The Observer and other journals have alleged that Abrams planned the Venezuelan coup attempt of 2002 against Hugo Chávez. These publications claim that he and Otto Reich, interim Assistant Secretary of State for the Western Hemisphere in the Bush administration, were not only aware the coup was about to take place, but had sanctioned it and discussed it in some detail, right down to its timing, and estimated an excellent chance of success.
Iran-Contra affair
During the Iran-Contra Affair, Abrams was indicted for giving false testimony about his role in the illicit money-raising schemes by the special prosecutor handling the case, but he pleaded guilty to two lesser offenses of withholding information to Congress in order to avoid a trial and a possible jail term. Quoted in a May 30, 1994 article in Legal Times, Abrams spoke of his prosecutors as "filthy bastards", the proceedings against him "Kafkaesque", and members of the Senate Intelligence Committee "pious clowns" whose raison d'etre was to ask him "abysmally stupid" questions. President George H. W. Bush pardoned Abrams along with a number of other Iran-Contra defendants shortly before leaving office in 1992.In 1993, members of the Salvadoran Truth Commission testified about the El Mozote massacre in a congressional hearing of the House Western Hemisphere subcommittee. Chairman Robert Torricelli, Democratic Senator from New Jersey, vowed to review for possible perjury "every word uttered by every Reagan administration official" in congressional testimony on El Salvador. Abrams denounced Torricelli's words as "McCarthyite crap". Documentation eventually emerged proving that the Reagan administration had known about El Mozote and other human rights violations all along.
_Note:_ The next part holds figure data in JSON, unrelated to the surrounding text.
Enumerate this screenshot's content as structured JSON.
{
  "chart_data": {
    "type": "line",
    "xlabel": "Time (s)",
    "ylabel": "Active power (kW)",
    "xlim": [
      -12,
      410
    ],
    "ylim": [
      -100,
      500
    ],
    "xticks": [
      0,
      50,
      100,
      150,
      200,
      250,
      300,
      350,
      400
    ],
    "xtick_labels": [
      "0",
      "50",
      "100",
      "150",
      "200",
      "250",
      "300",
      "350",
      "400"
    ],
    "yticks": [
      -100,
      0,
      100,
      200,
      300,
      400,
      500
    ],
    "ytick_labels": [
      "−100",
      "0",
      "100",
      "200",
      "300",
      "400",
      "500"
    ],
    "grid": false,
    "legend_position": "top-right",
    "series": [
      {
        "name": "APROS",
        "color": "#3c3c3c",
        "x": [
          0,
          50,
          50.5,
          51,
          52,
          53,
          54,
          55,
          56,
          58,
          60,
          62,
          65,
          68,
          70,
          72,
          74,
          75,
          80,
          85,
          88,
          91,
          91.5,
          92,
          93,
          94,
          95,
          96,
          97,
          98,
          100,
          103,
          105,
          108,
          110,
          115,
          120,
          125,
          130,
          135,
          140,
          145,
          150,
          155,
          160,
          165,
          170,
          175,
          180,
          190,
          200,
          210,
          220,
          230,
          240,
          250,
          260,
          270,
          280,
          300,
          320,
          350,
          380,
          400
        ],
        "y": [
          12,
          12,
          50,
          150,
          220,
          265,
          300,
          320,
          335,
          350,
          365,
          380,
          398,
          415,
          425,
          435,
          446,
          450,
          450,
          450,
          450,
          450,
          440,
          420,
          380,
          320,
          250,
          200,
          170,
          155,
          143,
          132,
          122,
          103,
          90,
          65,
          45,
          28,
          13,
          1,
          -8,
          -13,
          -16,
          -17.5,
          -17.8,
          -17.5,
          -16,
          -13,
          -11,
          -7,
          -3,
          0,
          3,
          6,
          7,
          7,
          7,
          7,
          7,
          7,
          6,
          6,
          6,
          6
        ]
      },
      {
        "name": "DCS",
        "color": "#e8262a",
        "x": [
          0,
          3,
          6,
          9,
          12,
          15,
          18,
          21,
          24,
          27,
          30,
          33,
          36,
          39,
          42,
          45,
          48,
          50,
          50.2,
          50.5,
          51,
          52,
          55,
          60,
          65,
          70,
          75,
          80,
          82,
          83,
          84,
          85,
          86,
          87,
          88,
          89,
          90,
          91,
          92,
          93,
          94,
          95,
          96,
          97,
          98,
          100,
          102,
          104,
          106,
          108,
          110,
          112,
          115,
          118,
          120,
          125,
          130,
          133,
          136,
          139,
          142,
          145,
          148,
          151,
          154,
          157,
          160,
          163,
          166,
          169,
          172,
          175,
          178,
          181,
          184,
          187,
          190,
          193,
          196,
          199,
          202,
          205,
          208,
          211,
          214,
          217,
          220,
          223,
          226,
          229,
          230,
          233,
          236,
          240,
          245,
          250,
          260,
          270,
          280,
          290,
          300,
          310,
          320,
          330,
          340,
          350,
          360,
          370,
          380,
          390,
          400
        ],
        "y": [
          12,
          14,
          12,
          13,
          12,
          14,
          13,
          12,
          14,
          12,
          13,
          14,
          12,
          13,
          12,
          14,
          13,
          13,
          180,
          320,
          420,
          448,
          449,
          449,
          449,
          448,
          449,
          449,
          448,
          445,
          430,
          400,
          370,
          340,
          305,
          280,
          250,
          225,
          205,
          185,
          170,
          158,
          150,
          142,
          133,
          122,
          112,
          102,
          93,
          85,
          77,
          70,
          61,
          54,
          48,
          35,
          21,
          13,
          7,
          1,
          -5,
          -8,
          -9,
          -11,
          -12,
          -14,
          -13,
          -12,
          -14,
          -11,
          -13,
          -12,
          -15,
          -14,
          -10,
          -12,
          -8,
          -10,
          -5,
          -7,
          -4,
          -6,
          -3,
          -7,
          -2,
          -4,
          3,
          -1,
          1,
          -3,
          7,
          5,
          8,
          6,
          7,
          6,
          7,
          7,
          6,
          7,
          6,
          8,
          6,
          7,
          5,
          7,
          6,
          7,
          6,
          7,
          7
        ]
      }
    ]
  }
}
What happened to Elliot Abrams?
In January 2019, Abrams returned to the U.S. government as the U.S. Special Representative for Venezuela under President Donald Trump. In this capacity, he played a role in the administration's efforts to address the political and humanitarian crisis in Venezuela, supporting opposition leader Juan Guaidó. Abrams' career has been characterized by a commitment to conservative foreign policy principles, but his involvement in controversial events, especially during the Reagan administration, has been a subject of ongoing scrutiny and debate. As with any public figure, opinions about Abrams are diverse and often shaped by one's perspective on the policies he has been associated with throughout his career.Undue Process
Abrams reflects on his time serving as Assistant Secretary for Inter-American Affairs under the Reagan Administration and discusses his involvement in various political events, including the overturning of Nicaragua's government. He criticizes what he perceives as the "criminalization" of his actions and political differences, offering his perspective on the matter. The book delves into Abrams' experiences and provides insights into his views on political dynamics and justice.